The blog GigaOm said in an item about the Google post that invitations had been sent out for a launch event next Thursday in Kansas City, Kan., where the network is being built. According to GigaOm the invitation reads, "We would like to invite you to a special announcement about Google Fiber and the next chapter of the Internet."
Google, which announced the project in February 2010, began construction of the network backbone in February. The company had said it expected to launch the network this summer.
The idea behind Google Fiber is for the company to build a commercial fiber-based high-speed broadband network that Google and others can use to test new business models and applications that need very fast connections -- upward of 1Gbps. Thousands of cities competed to be the home of the future network. And Kansas City won.
Now it looks like Google is ready to put the network into action. Earlier this summer a set-top box displaying the company's logo made it through the Federal Communications Commission's approval process. It's not known how much of the network has been built. In February, Kevin Lo, general manager of Google Access, said the company had begun construction of the network but that Google would initially build out the backbone and then later build the fiber directly to homes and businesses.
Lo described how Google plans to stretch the fiber optic backbone across "Kansas City, Kan., and Kansas City, Mo.," with the expectation of giving residents more than 100 times faster broadband connections than what most Americans experience today.
But building out this new network, which requires streets and other land to be dug up to lay the new fiber, takes time. And it could be many more months before everyone in the surrounding Kansas City area has access to the network.

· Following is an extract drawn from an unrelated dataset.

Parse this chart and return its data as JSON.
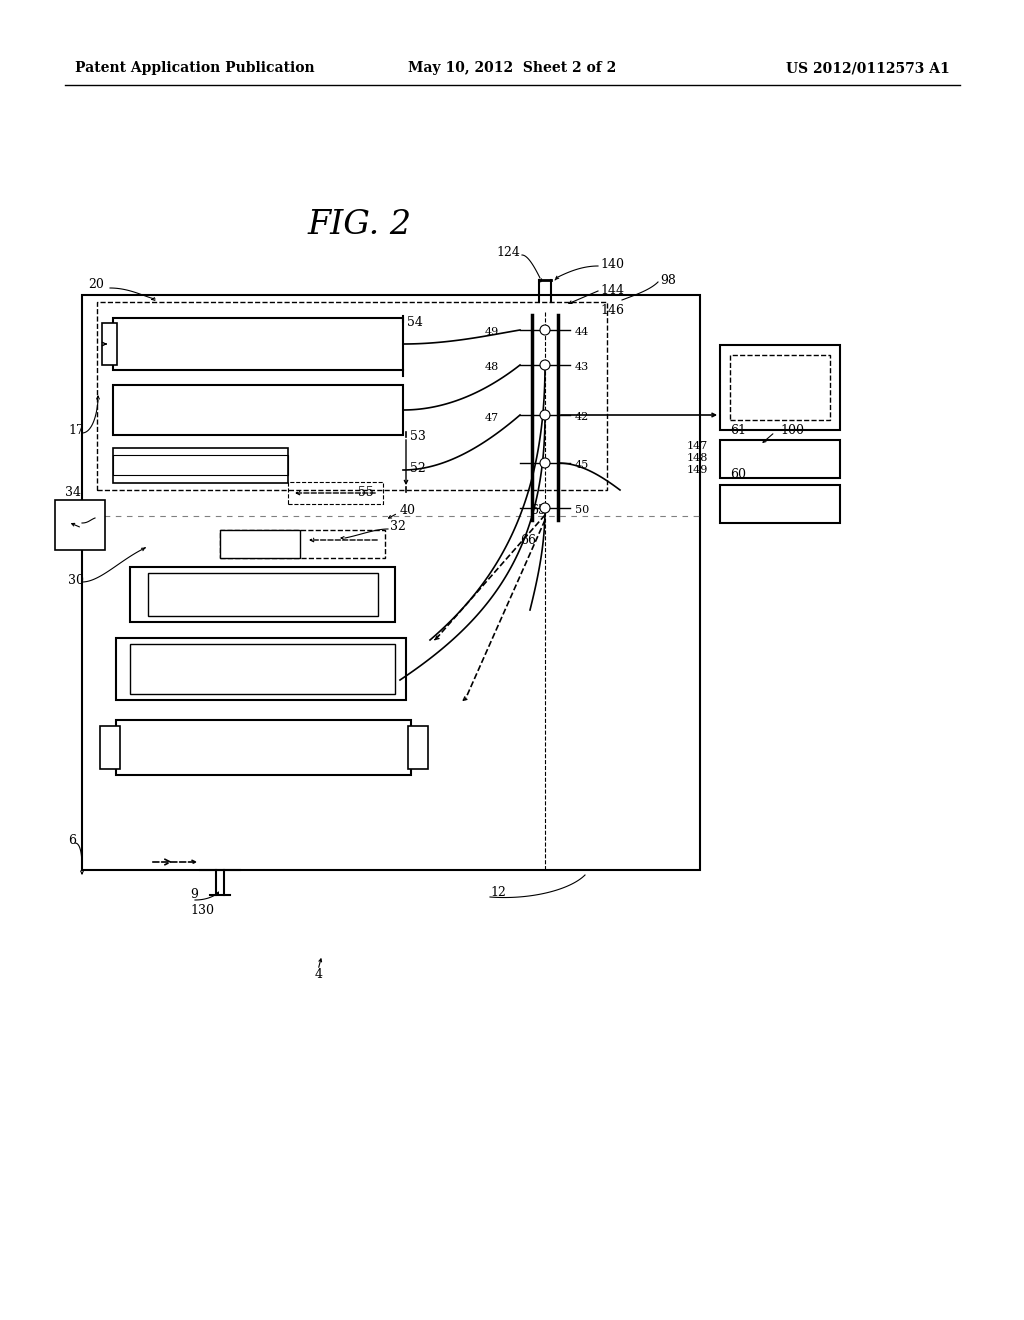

"At first, we'll focus on building this solid fiber backbone," Lo said. "Then, as soon as we have an infrastructure that is up and running, we'll be able to connect Google Fiber into homes across Kansas City."
Google claims it has no intentions of entering the broadband market in a major way to compete with local providers. Instead, the company has said the network is merely a commercial test bed to see what applications and services are possible with 1Gbps speeds. Still, some believe Google has other motives for building the network.
GigaOm writer Stacey Higginbotham speculates that Google wants to gather data about the true cost of running services, like those offered by Google or Netflix, over broadband networks. Some broadband providers have complained for years that Internet companies, like Google, are getting a "free ride" on their networks. Google's own broadband network should give the company a clearer picture of what those costs truly are, Higginbotham speculates in her post.
Google has not said much about if or where it will deploy similar fiber networks. But there's been speculation that Google may also launch a Google Fiber network in some part of Europe.